Incidentally, the PTC element has a great feature that it can be processed into various shapes in addition to the advantage of controlling the temperature by itself.

[Effects of the Invention] As described above, according to the present invention, since a probe for a hyperthermia is guided into a body cavity using a guide wire, the probe can be easily and quickly inserted, which reduces the burden on the operator and reduces the burden on the patient. Can reduce the pain of.

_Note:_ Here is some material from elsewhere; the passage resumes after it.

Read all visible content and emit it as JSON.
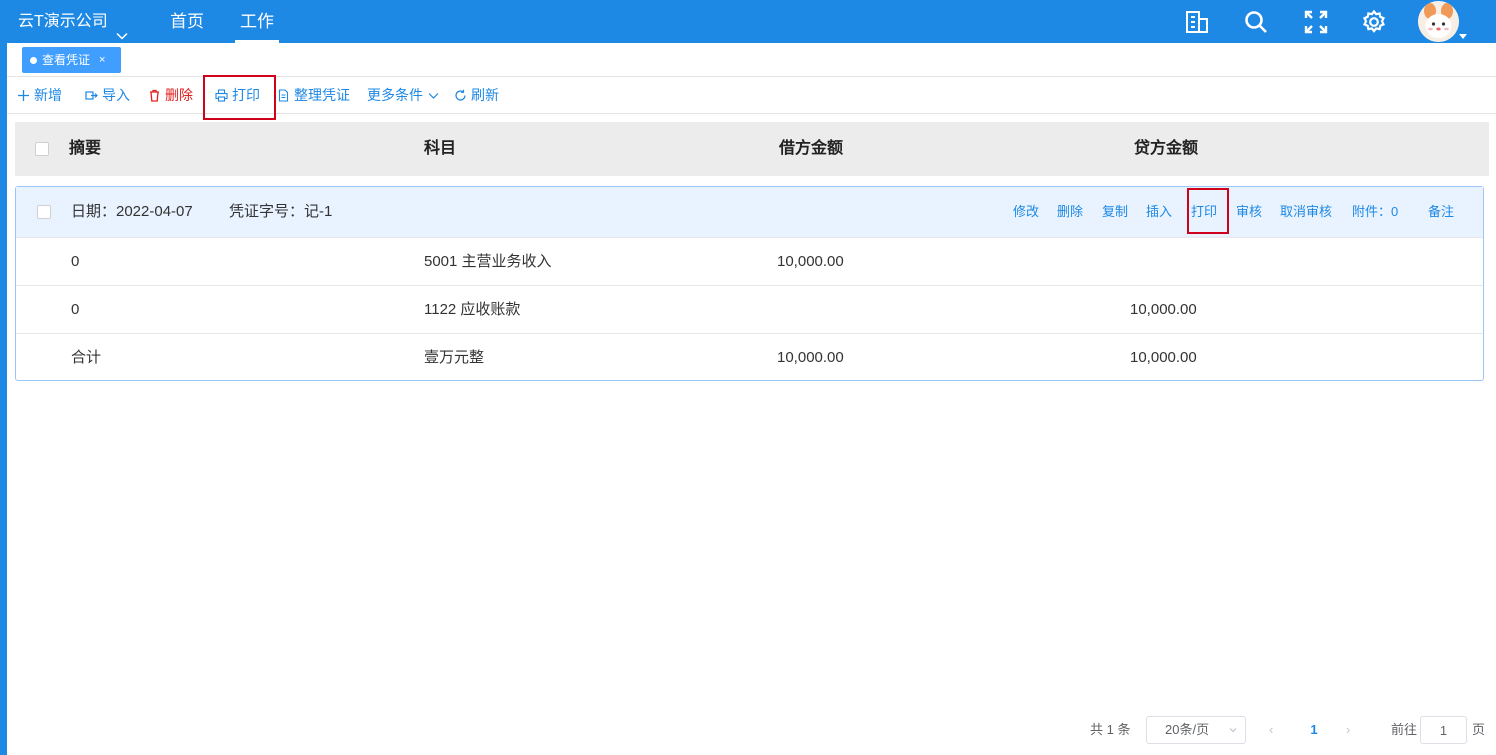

[Brief description of drawings]

FIG. 1 is a side view schematically showing a first embodiment of the present invention,
FIG. 2 is a perspective view showing a usage state of the same, FIG. 3 is a side view schematically showing a second embodiment of the present invention, FIG. 4 is a usage state diagram of the same, and FIG. 5 (i) ( ii) is a conceptual side view showing another embodiment different from each other. 1 ... Probe, 9 ... Balloon, 13 ... Heating part, 14 ...
… Guide wire, 15 …… First hole, 16 …… Second hole, 20
...... Hollow hole

Claims (1)

[Claims] 1. A hyperthermia probe to be inserted into a body cavity for use, wherein a hole through which a guide wire inserted into the body cavity is inserted is provided at least in a side surface of a tip of the probe, and the probe is guided into the body cavity along the guide wire. A probe for hyperthermia characterized by the above.